Laurie Austen, his daughter Gemma and Kaio Hooper are behind the design of a 'We Love our Beach' smartphone-scannable QR code that will take users directly to the website www.enjoydontdestroy.co.nz (which can also be accessed in the traditional way), which has been printed on bumper stickers and other material.
The site includes tips on driving on the beach responsibly, some history, information about the local wildlife and some relevant media statements.
The initiative, which has strong local support (including from the 90 Mile Beach Surfcasting Club), will be promoted at public access points to the beach.
Mr Hooper said it was very much in everyone's interests that the message be heard.
"The very Far North has always enjoyed a fair degree of isolation. That isolation is over," he said.
"It is imperative that we move to protect the things that we value that have survived due to that isolation. Hopefully education can succeed before legislation is required. This is the purpose of this site."
QR codes, which were very widely used overseas, were small and unobtrusive, but had the potential to inform beach users on a grand scale.
The major concerns, Mr Hooper added, included the impact of vehicles on shellfish.
"Every toheroa and every tuatua begins its life as a minute juvenile in the upper tidal area of the beach, where they are at their most vulnerable to damage from vehicles," he said.
"Vehicles driven in straight lines appear to do limited damage to these shellfish, but rapid accelerating, heavy braking, doing wheelies and donuts kill thousands, possibly millions. This damage is plain to see for anyone who cares to look.
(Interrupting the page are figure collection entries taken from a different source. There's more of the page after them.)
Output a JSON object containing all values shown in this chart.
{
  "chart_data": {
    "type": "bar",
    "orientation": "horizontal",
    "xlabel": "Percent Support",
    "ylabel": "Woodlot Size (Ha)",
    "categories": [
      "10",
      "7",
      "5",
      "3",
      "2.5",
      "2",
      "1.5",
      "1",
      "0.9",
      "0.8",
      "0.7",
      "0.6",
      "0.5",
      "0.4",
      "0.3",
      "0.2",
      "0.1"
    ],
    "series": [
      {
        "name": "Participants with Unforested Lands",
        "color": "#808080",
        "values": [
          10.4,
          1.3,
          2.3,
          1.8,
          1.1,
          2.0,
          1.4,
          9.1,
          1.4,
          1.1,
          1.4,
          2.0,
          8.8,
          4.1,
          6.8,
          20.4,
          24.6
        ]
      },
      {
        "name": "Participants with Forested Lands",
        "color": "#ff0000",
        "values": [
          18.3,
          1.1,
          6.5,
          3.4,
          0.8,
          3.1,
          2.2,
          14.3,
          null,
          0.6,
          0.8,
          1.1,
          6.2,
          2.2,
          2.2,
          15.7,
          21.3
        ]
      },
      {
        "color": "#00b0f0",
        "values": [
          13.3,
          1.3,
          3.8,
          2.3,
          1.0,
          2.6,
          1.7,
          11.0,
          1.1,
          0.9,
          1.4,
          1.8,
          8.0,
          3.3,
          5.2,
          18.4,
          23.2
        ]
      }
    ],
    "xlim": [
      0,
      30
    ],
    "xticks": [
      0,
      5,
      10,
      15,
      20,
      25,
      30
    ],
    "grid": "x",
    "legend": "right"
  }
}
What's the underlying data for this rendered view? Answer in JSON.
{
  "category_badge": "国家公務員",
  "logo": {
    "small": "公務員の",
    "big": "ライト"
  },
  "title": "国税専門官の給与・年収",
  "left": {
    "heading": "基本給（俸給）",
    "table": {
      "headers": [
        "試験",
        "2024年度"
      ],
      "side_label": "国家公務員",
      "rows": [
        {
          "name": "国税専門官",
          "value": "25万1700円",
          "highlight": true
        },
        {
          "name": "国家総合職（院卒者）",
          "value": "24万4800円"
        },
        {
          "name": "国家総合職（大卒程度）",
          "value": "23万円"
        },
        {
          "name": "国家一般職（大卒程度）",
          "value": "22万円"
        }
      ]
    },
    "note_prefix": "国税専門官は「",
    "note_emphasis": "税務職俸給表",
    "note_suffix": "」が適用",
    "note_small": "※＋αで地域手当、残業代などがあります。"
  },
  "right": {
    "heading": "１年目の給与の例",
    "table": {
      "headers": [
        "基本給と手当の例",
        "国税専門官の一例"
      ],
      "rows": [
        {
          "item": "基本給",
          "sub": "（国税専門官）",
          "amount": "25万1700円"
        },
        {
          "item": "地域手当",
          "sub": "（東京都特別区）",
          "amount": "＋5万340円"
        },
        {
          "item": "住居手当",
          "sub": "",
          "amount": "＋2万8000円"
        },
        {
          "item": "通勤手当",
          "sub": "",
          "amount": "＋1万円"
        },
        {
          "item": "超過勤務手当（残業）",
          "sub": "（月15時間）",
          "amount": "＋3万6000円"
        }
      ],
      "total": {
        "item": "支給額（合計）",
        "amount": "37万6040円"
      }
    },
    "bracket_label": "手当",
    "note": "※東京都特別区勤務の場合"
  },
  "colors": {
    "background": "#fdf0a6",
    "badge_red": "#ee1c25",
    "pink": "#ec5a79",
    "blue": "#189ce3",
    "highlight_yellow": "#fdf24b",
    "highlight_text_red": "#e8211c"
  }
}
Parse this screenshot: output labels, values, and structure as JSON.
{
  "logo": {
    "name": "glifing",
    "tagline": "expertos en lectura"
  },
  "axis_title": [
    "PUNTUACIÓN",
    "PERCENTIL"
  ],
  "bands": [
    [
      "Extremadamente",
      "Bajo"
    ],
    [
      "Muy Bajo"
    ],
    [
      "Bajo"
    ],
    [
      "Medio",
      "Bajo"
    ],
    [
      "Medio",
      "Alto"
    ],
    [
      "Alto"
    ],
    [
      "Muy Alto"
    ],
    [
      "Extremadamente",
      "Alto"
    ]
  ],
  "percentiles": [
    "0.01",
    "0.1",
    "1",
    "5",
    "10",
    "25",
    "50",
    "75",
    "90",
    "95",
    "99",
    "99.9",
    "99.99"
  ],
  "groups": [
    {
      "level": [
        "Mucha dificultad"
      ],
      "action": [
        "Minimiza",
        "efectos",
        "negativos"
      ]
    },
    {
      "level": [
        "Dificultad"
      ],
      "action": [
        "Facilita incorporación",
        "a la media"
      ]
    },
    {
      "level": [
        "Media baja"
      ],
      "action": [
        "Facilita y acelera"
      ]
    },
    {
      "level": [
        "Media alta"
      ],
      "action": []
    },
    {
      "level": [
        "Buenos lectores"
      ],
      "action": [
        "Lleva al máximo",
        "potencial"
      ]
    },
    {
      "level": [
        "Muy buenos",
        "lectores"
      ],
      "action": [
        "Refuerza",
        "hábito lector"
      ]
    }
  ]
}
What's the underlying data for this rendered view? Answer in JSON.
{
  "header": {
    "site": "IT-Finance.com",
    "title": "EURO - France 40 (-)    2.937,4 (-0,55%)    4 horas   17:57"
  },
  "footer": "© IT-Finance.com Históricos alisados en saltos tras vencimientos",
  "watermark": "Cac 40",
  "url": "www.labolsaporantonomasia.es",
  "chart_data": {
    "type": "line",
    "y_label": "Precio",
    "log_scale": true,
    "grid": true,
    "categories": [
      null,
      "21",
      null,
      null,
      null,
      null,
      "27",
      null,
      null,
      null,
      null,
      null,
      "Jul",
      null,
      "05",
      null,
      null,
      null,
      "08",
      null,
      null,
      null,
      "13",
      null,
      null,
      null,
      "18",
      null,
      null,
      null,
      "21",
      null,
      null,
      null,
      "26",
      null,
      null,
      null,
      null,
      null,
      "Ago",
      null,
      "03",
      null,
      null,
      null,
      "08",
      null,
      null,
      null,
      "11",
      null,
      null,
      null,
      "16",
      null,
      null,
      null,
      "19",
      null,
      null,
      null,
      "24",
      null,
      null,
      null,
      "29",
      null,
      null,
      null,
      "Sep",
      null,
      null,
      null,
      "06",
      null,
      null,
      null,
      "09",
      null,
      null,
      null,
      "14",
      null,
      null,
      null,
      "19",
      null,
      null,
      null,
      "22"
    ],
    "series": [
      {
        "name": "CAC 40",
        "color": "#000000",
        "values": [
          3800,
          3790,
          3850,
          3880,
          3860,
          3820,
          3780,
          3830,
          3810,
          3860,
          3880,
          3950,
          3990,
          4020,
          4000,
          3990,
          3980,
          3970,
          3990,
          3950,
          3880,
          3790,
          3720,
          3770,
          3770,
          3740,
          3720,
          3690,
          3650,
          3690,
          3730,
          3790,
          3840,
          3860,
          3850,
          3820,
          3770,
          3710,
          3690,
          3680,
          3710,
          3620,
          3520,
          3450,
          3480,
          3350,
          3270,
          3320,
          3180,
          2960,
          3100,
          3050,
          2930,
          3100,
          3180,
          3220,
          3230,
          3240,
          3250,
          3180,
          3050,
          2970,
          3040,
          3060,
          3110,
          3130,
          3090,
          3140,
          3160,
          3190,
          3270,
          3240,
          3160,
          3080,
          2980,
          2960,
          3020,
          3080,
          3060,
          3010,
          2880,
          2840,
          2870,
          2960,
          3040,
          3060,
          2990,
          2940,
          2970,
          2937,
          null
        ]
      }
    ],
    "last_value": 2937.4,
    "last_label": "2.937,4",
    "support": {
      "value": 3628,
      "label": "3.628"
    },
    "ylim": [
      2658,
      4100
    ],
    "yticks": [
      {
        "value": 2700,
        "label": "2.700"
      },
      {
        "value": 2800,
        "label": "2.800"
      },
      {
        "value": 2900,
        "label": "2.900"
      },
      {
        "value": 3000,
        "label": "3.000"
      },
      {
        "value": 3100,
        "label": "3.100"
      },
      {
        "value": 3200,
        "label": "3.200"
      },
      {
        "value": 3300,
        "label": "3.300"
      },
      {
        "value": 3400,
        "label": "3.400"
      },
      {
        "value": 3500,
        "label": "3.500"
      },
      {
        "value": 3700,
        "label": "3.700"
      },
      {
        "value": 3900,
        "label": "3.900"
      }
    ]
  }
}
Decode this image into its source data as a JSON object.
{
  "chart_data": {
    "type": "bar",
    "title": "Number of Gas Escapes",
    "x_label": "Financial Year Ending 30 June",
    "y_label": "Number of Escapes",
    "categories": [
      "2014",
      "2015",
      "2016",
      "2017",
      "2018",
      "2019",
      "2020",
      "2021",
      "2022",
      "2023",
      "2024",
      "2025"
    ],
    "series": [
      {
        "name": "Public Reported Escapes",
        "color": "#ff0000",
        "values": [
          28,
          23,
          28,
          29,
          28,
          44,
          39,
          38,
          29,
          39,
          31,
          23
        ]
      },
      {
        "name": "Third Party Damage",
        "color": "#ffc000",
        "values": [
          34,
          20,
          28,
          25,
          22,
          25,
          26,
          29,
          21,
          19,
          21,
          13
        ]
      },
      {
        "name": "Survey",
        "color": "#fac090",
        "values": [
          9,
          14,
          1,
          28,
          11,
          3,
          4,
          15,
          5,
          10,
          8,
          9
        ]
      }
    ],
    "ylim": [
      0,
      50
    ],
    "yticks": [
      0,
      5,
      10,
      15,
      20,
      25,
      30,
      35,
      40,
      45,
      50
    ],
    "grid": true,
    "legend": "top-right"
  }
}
"We have quotas on gathering shellfish to sustain species, but a thoughtless driver/rider can kill several lifetimes of entitlement in a few minutes."
Dune erosion was another "very real and accelerating situation" that was hugely exacerbated by vehicles, while historic middens, "a view into our past," had in places been reduced to dust, and nesting birds lived under constant threat from vehicles intruding into their areas.
"No locals want to see the situation that has occurred in other areas, where access is banned or by permit only, so they should endeavour to lead the way in educating others on non-damaging beach use," he added.